= Kemelbek Nanaev =

Kyrgyz economist and politician

Kemelbek Kasymkulovich Nanaev (Kyrgyz and Russian: Кемельбек Касымкулович Нанаев; November 7, 1945 – April 4, 2013) was a Kyrgyz economist and politician who served as Chairman of the National Bank of the Kyrgyz Republic (1992-1994), Minister of Finance (1994-1996), and as Ambassador of Kyrgyzstan to the Russian Federation, Armenia, Azerbaijan and Georgia. Nanaev played a very active role in improving the Foreign relations of Kyrgyzstan.

==Biography==
===Early life and education===
Nanaev was born on November 7, 1945, in the village of Merke in the Jambyl Region of the Kazakh SSR. He obtained his undergraduate degree in economics from Kyrgyz National University in 1967 followed by master's degree in Economics from Moscow State University (1970).

===Career===
After he left MSU, he worked as a teacher at Kyrgyz National University and in positions in the Communist Party of Kirghizia for 20 years. Following the fall of the USSR, he served as Chairman of the Maksat Commercial Bank. From 1992 to 1994, he served as Chairman of the Central Bank of Kyrgyz Republic. 2 years later, he became Minister of Finance while serving as Deputy Prime Minister.

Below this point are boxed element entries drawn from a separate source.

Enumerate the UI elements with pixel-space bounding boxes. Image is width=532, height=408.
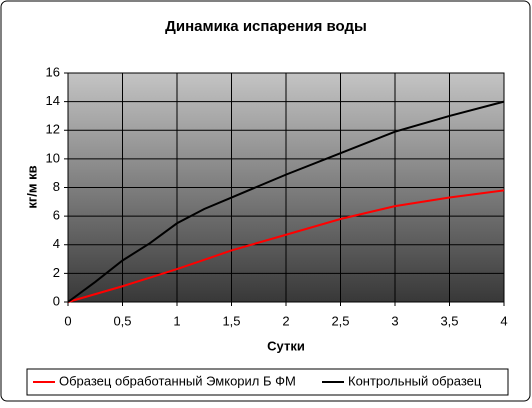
legend-label: Контрольный образец	[348, 373, 482, 388]
legend	[26, 368, 509, 396]
x-tick-label: 3	[391, 313, 398, 328]
y-tick-label: 0	[53, 293, 60, 308]
y-tick-label: 14	[46, 93, 60, 108]
y-tick-label: 10	[46, 150, 60, 165]
y-tick-label: 16	[46, 64, 60, 79]
y-tick-label: 2	[53, 265, 60, 280]
x-axis-label: Сутки	[267, 338, 305, 353]
chart-title: Динамика испарения воды	[165, 18, 367, 35]
x-tick-label: 0	[64, 313, 71, 328]
legend-label: Образец обработанный Эмкорил Б ФМ	[59, 373, 296, 388]
x-tick-label: 3,5	[440, 313, 458, 328]
x-tick-label: 2,5	[331, 313, 349, 328]
x-tick-label: 2	[282, 313, 289, 328]
y-tick-label: 8	[53, 179, 60, 194]
series-line	[67, 189, 505, 303]
series-line	[67, 100, 505, 303]
y-tick-label: 12	[46, 122, 60, 137]
y-axis-label: кг/м кв	[24, 165, 39, 208]
x-tick-label: 4	[500, 313, 507, 328]
plot-frame	[67, 72, 505, 303]
y-tick-label: 4	[53, 236, 60, 251]
x-tick-label: 1	[173, 313, 180, 328]
x-tick-label: 0,5	[113, 313, 131, 328]
x-tick-label: 1,5	[222, 313, 240, 328]
y-tick-label: 6	[53, 208, 60, 223]
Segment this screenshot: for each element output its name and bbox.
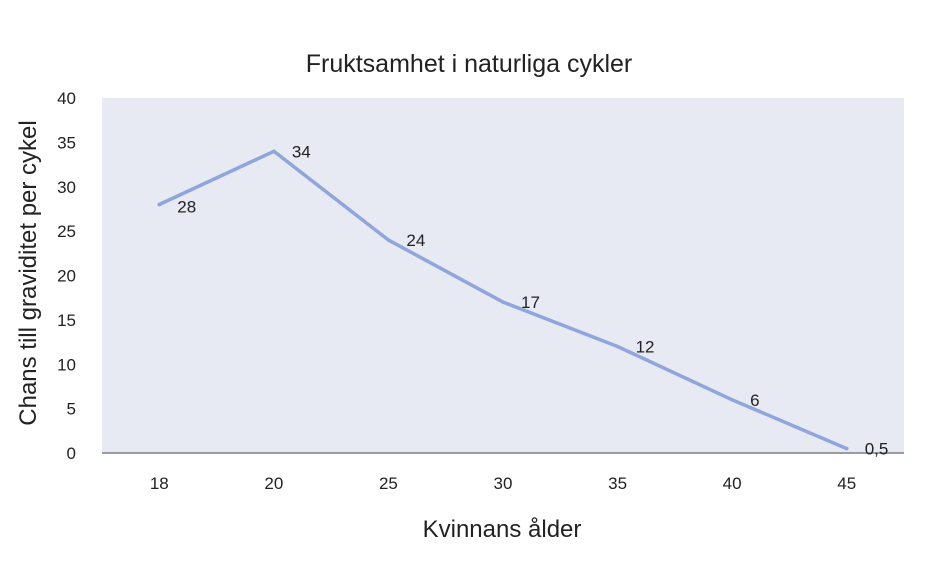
data-point — [615, 344, 620, 349]
y-tick-label: 15 — [57, 311, 76, 330]
y-tick-label: 35 — [57, 133, 76, 152]
x-tick-label: 25 — [379, 474, 398, 493]
data-label: 0,5 — [865, 440, 889, 459]
y-tick-label: 40 — [57, 89, 76, 108]
data-point — [386, 238, 391, 242]
data-label: 17 — [521, 293, 540, 312]
data-label: 12 — [636, 338, 655, 357]
data-point — [844, 446, 849, 451]
data-point — [730, 397, 734, 402]
x-tick-label: 30 — [494, 474, 513, 493]
y-tick-label: 10 — [57, 355, 76, 374]
data-label: 24 — [406, 231, 425, 250]
x-axis-ticks: 18 20 25 30 35 40 45 — [150, 474, 856, 493]
y-axis-title: Chans till graviditet per cykel — [15, 120, 42, 425]
x-axis-title: Kvinnans ålder — [423, 516, 582, 543]
data-label: 6 — [750, 391, 759, 410]
y-tick-label: 30 — [57, 178, 76, 197]
chart-title: Fruktsamhet i naturliga cykler — [306, 50, 633, 78]
data-points — [157, 149, 849, 451]
data-labels: 28 34 24 17 12 6 0,5 — [177, 142, 888, 458]
y-axis-ticks: 0 5 10 15 20 25 30 35 40 — [57, 89, 76, 463]
data-point — [157, 202, 162, 207]
x-tick-label: 45 — [837, 474, 856, 493]
x-tick-label: 40 — [723, 474, 742, 493]
x-tick-label: 35 — [608, 474, 627, 493]
data-point — [272, 149, 276, 154]
y-tick-label: 0 — [67, 444, 76, 463]
x-tick-label: 18 — [150, 474, 169, 493]
x-tick-label: 20 — [264, 474, 283, 493]
y-tick-label: 5 — [67, 400, 76, 419]
plot-area — [102, 98, 904, 453]
data-point — [501, 300, 505, 304]
y-tick-label: 20 — [57, 267, 76, 286]
y-tick-label: 25 — [57, 222, 76, 241]
data-label: 28 — [177, 198, 196, 217]
data-label: 34 — [292, 142, 311, 161]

Between 2001 and 2005, he served as Ambassador of Kyrgyzstan to the Russian Federation, Armenia, Azerbaijan and Georgia, as well as served as a Special Representative of the President of Kyrgyzstan for development of trade and economic relations with Russian Federation.

===Arrest===
In March 2006, an arrest warrant was issued for Nanaev by the Kyrgyz General Prosecutor. The arrest warrant was based on allegation of corruption during Nanaev's term as Chairman of the Central Bank. He was accused of stealing large amounts of gold concentrate. He was arrested on October 27, 2010, but released on bail the following day.

===Death and funeral===
Nanaev died on April 4, 2013, in Issyk-Kul Region of Kyrgyzstan where he was undergoing a medical treatment. His funeral ceremony was held on April 6, 2013, and was broadcast on Kyrgyz Television.